# About Pertpy

Pertpy is an end-to-end framework for the analysis of large-scale single-cell perturbation experiments.
It provides access to harmonized perturbation datasets and metadata databases along with numerous fast and user-friendly implementations of both established and novel methods such as automatic metadata annotation or perturbation distances to efficiently analyze perturbation data.
As part of the scverse ecosystem, pertpy interoperates with existing single-cell analysis libraries and is designed to be easily extended.
If you find pertpy useful for your research, please check out {doc}`cite`.

## Design principles

Our framework is based on three key principles: `Modularity`, `Flexibility`, and `Scalability`.

### Modularity

Pertpy includes modules for analysis of single and combinatorial perturbations covering diverse types of perturbation data including genetic knockouts, drug screens, and disease states.
The framework is designed for flexibility, offering more than 100 composable and interoperable analysis functions organized in modules which further ease downstream interpretation and visualization.
These modules host fundamental building blocks for implementation and methods that share functionality and can be chained into custom pipelines.

A typical Pertpy workflow consists of several steps:

* Initial **data transformation** such as guide RNA assignment for CRISPR screens
* **Quality control** to address confounding factors and technical variation
* **Metadata annotation** against ontologies and enrichment from databases
* **Perturbation space analysis** to learn biologically interpretable embeddings
* **Downstream analysis** including differential expression, compositional analysis, and distance calculation

This modular approach yields a powerful and flexible framework as many analysis steps can be independently applied or chained together.

### Flexibility

Pertpy is purpose-built to organize, analyze, and visualize complex perturbation datasets.
It is flexible and can be applied to datasets of different assays, data types, sizes, and perturbations, thereby unifying previous data-type- or assay-specific single-problem approaches.
Designed to integrate external metadata with measured data, it enables unprecedented contextualization of results through swiftly built, experiment-specific pipelines, leading to more robust outcomes.

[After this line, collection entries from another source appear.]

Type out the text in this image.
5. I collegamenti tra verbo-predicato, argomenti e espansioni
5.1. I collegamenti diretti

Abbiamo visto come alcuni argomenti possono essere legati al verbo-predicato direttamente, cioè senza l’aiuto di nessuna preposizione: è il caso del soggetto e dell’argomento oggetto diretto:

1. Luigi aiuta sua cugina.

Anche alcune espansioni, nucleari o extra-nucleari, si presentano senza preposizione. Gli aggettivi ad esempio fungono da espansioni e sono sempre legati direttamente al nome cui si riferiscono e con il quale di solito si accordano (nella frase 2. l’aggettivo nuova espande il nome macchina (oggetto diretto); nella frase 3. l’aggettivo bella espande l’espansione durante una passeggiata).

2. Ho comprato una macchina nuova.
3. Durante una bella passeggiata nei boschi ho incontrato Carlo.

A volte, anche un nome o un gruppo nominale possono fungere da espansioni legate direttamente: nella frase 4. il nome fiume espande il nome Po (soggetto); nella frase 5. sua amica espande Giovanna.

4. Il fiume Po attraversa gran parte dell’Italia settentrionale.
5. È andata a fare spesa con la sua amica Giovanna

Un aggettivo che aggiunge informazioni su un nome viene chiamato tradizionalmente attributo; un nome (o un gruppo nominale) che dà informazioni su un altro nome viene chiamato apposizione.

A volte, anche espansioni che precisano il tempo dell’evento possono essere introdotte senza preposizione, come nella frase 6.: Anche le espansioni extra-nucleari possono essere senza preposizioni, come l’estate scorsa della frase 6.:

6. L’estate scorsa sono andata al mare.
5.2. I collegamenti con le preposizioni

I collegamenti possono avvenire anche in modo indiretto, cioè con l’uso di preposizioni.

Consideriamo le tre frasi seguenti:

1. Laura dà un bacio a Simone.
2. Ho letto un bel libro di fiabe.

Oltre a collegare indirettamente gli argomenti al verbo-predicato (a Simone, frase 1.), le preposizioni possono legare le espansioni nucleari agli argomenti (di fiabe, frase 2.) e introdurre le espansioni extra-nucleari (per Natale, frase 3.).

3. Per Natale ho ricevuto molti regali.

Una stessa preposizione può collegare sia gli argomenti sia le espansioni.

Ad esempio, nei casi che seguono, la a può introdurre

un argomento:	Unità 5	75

The inputs to a typical analysis with pertpy are unimodal scRNA-seq or multimodal perturbation readouts stored in AnnData or MuData objects.
While pertpy is primarily designed to explore perturbations such as genetic modifications, drug treatments, exposure to pathogens, and other environmental conditions, its utility extends to various other perturbation settings, including diverse disease states where experimental perturbations have not been applied.

### Scalability

Pertpy addresses a wide array of use-cases and different types of growing datasets through its sparse and memory-efficient implementations, which leverage the parallelization and GPU acceleration library Jax, and numba, thereby making them substantially faster than original implementations.
The framework can be applied to datasets ranging from thousands to millions of cells.

For example, when analyzing CRISPR screens, Pertpy's implementation of Mixscape is optimized using PyNNDescent for nearest neighbor search during the calculation of perturbation signatures.
Other methods such as scCODA and tascCODA are accelerated by replacing the Hamiltonian Monte Carlo algorithm in TensorFlow with the no-U-turn sampler from numpyro.
CINEMA-OT is optimized with ott-jax to make the implementation portable across hardware, enabling GPU acceleration.

## Why is it called "Pertpy"?

Pertpy is named for its core purpose: The analysis of **pert**urbations in **Py**thon.
The framework unifies perturbation analysis approaches across different data types and experimental designs, providing a comprehensive solution for understanding cellular responses to various stimuli.